Kristalina Georgieva, managing director of the IMF, estimates that emerging countries may need as much as $2.5tn in support.
If the magnitude of the crisis for developing countries is far worse than in 2008, so far the international response has been less impressive. Rich countries have battened down the hatches as they fight the pandemic themselves. The US and China, the two global superpowers, have bickered over the cause and origin of the global spread, hampering an international response.
The IMF has taken some action, making $50bn available in quick-release funds for which 85 countries have already applied.
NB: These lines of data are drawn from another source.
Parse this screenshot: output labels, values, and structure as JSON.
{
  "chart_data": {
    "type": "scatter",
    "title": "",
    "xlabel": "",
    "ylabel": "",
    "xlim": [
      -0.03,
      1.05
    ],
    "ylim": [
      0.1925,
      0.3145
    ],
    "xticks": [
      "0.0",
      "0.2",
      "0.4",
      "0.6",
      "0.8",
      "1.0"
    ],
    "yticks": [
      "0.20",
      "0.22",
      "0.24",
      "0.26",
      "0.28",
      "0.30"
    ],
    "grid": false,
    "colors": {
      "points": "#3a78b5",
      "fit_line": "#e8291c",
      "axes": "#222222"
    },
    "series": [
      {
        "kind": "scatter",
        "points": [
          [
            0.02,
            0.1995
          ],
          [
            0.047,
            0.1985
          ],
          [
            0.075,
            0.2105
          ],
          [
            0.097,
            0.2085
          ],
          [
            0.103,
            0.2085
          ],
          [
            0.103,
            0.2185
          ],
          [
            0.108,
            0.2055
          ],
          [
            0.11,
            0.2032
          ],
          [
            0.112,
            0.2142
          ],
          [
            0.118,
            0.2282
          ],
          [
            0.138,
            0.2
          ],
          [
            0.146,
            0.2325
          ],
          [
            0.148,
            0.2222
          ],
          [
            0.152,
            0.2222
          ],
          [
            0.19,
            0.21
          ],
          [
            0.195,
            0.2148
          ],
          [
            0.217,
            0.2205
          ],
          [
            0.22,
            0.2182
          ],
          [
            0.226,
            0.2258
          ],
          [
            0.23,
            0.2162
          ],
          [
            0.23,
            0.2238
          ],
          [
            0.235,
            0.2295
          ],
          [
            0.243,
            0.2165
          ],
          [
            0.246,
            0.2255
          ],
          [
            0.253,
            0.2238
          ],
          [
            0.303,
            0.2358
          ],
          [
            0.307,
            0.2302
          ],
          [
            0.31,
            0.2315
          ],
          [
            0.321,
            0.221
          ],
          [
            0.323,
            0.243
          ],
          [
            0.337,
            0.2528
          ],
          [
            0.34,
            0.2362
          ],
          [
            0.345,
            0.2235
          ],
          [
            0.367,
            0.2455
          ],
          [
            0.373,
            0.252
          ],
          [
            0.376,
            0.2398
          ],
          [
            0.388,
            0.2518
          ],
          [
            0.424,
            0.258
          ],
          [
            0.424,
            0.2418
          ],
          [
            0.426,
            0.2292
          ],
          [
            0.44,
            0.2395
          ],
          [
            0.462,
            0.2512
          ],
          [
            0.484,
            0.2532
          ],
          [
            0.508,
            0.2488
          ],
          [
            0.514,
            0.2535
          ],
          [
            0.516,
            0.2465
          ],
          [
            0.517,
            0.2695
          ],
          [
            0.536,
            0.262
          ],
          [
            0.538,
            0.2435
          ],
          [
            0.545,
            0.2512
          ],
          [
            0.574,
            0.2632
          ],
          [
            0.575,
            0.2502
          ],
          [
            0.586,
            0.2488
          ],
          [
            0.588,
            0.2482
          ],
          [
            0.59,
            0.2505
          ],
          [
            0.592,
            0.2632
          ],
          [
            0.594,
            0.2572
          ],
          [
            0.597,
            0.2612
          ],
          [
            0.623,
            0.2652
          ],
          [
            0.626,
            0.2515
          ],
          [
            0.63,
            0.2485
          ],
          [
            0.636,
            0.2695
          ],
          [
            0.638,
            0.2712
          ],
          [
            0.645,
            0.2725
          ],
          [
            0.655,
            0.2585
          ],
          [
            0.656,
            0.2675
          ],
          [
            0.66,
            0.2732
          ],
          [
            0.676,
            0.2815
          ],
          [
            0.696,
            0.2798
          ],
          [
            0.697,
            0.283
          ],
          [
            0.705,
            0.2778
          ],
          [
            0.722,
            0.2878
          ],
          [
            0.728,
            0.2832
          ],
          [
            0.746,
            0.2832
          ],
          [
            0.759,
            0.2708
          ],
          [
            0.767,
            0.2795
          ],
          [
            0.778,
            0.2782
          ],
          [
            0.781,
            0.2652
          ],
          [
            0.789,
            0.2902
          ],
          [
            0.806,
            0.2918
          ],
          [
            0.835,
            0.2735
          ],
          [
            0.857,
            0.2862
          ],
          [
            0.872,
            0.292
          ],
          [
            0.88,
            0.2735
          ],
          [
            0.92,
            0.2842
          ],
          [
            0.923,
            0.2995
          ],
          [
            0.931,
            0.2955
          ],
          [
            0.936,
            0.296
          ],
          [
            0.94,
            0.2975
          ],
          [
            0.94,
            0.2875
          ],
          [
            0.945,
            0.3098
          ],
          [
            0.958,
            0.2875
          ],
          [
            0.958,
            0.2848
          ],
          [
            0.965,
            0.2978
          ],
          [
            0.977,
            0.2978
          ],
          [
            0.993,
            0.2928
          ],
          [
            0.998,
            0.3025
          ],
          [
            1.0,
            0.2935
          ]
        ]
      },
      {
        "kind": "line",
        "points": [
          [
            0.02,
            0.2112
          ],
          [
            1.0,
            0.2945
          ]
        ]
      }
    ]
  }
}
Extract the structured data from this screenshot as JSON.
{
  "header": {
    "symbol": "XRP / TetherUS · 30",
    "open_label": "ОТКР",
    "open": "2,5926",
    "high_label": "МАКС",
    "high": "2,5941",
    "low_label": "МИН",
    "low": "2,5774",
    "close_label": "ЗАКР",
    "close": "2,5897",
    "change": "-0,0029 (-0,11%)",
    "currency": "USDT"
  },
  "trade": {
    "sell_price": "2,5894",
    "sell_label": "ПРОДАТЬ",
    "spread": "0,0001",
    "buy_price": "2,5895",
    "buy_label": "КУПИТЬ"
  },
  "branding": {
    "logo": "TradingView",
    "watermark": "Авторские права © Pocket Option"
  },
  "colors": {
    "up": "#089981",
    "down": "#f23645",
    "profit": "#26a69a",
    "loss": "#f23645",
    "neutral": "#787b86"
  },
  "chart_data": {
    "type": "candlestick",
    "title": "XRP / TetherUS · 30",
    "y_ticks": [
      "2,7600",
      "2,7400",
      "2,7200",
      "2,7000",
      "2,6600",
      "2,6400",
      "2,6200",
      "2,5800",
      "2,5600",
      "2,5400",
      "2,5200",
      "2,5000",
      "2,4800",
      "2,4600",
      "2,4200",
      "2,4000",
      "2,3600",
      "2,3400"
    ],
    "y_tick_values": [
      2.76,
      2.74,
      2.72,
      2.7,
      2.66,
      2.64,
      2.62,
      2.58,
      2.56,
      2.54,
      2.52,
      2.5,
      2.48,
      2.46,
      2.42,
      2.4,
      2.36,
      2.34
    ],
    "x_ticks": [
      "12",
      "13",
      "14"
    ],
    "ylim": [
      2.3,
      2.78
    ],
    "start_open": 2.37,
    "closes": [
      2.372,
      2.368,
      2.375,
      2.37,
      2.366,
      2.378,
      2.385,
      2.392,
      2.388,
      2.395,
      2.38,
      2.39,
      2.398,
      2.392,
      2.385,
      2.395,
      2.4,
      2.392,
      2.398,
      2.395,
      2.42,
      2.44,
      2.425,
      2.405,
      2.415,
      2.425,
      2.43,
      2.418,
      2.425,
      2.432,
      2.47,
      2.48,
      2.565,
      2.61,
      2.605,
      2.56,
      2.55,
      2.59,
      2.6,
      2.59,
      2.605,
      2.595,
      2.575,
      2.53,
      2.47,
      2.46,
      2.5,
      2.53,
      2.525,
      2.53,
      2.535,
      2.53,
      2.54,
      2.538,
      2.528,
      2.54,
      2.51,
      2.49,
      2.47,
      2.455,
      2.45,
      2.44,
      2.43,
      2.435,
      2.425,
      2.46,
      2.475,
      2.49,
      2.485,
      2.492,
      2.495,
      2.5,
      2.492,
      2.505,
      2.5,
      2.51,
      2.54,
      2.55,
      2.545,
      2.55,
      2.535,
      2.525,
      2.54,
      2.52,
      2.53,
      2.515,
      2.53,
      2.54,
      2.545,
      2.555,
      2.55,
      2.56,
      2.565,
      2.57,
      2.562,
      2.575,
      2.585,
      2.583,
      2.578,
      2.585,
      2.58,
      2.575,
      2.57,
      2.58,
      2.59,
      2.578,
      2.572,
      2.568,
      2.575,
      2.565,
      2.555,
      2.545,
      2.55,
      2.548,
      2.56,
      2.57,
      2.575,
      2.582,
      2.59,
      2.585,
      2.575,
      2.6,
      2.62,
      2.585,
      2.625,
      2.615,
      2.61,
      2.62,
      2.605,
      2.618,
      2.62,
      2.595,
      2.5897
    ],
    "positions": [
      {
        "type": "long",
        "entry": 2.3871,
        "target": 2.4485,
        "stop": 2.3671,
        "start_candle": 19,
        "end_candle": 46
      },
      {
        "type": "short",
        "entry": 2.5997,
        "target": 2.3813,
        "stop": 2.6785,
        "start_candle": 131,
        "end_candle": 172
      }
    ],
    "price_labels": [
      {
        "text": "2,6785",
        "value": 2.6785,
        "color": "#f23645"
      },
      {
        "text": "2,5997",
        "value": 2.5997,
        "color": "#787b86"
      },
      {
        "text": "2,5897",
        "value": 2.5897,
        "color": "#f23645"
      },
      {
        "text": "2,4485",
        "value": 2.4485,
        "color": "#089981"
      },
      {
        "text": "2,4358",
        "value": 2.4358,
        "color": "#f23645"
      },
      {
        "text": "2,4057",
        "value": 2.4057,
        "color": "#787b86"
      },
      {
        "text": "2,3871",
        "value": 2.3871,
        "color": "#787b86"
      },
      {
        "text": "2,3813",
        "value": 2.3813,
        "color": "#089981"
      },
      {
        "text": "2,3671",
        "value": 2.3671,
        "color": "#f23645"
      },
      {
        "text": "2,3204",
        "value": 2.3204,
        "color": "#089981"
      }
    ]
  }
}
Unctad, the UN's trade and development agency, is calling for an immediate issuance of $1tn in new special drawing rights, a proxy for foreign reserves, and for the richest countries to pool their allocations and make them available to the poorest.
Richard Kozul-Wright, Unctad's director of development strategies, says advanced economies should see this not as a humanitarian gesture but as an act of self-insurance. "If the outbreak really does catch hold in the south, there's no way the advanced economies will be able to stop the blowback."
Vera Songwe, executive secretary of the UN Economic Commission for Africa, worries that food inflation could spark riots across the developing world. She is disappointed with the global response. "If we need an example of what the lack of multilateralism looks like, we're seeing it today," she says. "If one of us has the virus, all of us have it."
Mr Hausmann says developing economies have been left in the lurch both in terms of their ability to fight the pandemic and to counter its economic impact. Even in the best of times, he says, they are financially stretched. "And these," he points out, "are not the best of times."